Plain-clothes officers conducted a search at the office shortly after 5:00p.m. yesterday and said they were acting on a complaint filed by the Chief of Army Staff, Tukur Buratai.
The arrests came days after Premium Times turned down the army’s demand to retract news stories about the Nigerian Army and its operations.
The paper’s Editor-in-Chief, Musikilu Mojeed, condemned the raid. “They should stop deluding themselves that they can muzzle the press and intimidate Premium Times,” said Mr. Mojeed.
“They should know that our loyalty lies with our readers and the Nigerian people who have a right to know.”
He said the paper will continue “to discharge its responsibilities in line with global best practices, social responsibility and patriotism, even at great risk to our personal liberties.”
The Nigerian Army had recently written to the newspaper, threatening to sue the paper for what it termed unwarranted serial provocative, unauthorised, libelous and defamatory publication” against the Chief of Army Staff, Tukur Buratai, a Lieutenant General, and the army’s counter-insurgency operation in the north-east of the country.
The letter, dated December 22, 2016, and signed by I.M Alkali, a major general, on behalf of Mr. Buratai, accused the paper of publishing reports without reference to the army, adding that its stories exposed a “deep hatred for the leadership of the Nigerian Army.”
The letter expressed displeasure with three stories published by the medium between October and December last year.
The reports were those on the planned invitation of Buratai by the Code of Conduct Bureau for asset verification, the disappearance of a high number of soldiers after a Boko Haram attack and an investigation detailing how soldiers allegedly killed a kidnapped pastor and labeled him a kidnapper.
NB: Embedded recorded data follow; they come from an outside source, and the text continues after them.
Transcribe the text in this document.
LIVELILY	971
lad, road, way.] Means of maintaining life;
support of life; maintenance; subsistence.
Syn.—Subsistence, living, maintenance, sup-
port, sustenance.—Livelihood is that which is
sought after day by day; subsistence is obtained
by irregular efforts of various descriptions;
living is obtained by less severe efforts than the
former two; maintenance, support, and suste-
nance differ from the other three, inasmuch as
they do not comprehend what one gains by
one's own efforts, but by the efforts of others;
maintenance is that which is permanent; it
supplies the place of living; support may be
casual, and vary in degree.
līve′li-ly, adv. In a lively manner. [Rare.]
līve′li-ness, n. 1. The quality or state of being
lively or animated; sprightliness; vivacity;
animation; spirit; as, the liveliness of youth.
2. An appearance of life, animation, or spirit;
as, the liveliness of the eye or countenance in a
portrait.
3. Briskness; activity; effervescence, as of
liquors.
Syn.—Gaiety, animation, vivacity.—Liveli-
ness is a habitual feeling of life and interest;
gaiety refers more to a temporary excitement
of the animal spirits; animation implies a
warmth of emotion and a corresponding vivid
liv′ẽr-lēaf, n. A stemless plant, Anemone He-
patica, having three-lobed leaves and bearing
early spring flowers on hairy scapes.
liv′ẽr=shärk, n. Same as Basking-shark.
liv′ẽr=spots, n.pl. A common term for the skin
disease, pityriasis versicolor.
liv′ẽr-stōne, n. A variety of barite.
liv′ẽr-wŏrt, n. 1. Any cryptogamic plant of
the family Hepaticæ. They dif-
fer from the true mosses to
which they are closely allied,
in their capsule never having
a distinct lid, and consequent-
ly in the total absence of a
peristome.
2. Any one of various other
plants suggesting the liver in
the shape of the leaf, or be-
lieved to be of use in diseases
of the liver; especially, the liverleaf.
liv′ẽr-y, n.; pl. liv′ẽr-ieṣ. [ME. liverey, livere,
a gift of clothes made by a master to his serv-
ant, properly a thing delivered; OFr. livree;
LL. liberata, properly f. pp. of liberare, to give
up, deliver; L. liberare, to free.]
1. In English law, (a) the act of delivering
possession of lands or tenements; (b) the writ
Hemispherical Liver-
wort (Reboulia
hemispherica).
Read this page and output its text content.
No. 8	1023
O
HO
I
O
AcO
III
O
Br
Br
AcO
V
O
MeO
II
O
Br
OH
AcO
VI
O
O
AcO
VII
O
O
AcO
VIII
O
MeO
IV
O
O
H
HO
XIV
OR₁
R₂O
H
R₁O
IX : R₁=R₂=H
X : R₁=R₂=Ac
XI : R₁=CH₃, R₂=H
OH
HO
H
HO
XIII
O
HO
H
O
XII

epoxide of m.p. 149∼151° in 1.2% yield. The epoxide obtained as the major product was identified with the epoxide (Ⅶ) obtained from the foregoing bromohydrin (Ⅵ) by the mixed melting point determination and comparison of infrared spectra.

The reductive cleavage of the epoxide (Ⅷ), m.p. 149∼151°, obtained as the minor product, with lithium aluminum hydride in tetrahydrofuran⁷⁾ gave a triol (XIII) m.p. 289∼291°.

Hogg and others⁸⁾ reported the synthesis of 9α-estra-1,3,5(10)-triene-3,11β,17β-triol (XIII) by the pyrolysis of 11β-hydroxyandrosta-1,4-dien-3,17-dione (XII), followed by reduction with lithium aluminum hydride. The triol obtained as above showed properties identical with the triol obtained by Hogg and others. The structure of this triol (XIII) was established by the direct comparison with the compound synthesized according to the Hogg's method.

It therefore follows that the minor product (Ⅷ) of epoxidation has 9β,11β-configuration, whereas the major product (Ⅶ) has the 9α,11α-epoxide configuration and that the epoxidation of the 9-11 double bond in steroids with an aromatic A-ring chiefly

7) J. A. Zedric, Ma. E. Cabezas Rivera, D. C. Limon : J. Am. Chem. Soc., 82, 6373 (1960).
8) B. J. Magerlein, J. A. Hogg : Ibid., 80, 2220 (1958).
The army in its letter described the reports as “false,” “unsubstantiated,” and “unprofessional.”
Premium Times, had last week, through its lawyers, delivered a detailed response to the army, affirming its stories, and unequivocally rejecting the demand for retractions and apology.
The paper, instead, asked the army to write a letter within seven days of receiving its reply, withdrawing the allegations and threats against it and its staff, or risk being sued.
Jiti Ogunye, the newspaper’s principal counsel, who signed the response, took the army to task on the “grave implications” of its letter, describing the letter as a threat to the wellbeing and life of Premium Times’ staff.
“By your letter you have threatened the lives of our clients, and our clients are thus obliged to put the public on notice that should any harm come to them, you, the Chief of Army Staff and the Nigerian Army should be held accountable,” he wrote.
Ogunye said the “chilling threats” contained in the army’s letter was an affront on the constitutional guarantee of civilian control of the army and the freedom of the press.
The newspaper also claimed the army lied when it denied a report that its troops were being deployed to The Gambia as part of efforts to force President Yahya Jammeh from staying put in office.
In a report entitled Nigeria raises troops for The Gambia, ready to remove Yahya Jammeh last week Thursday, the paper said the army was sending a battalion of about 800 soldiers drawn from the 19 Battalion, Okitipupa, Ondo State, to The Gambia, possibly as part of a sub regional Economic Community of West Africa (ECOWAS) intervention force.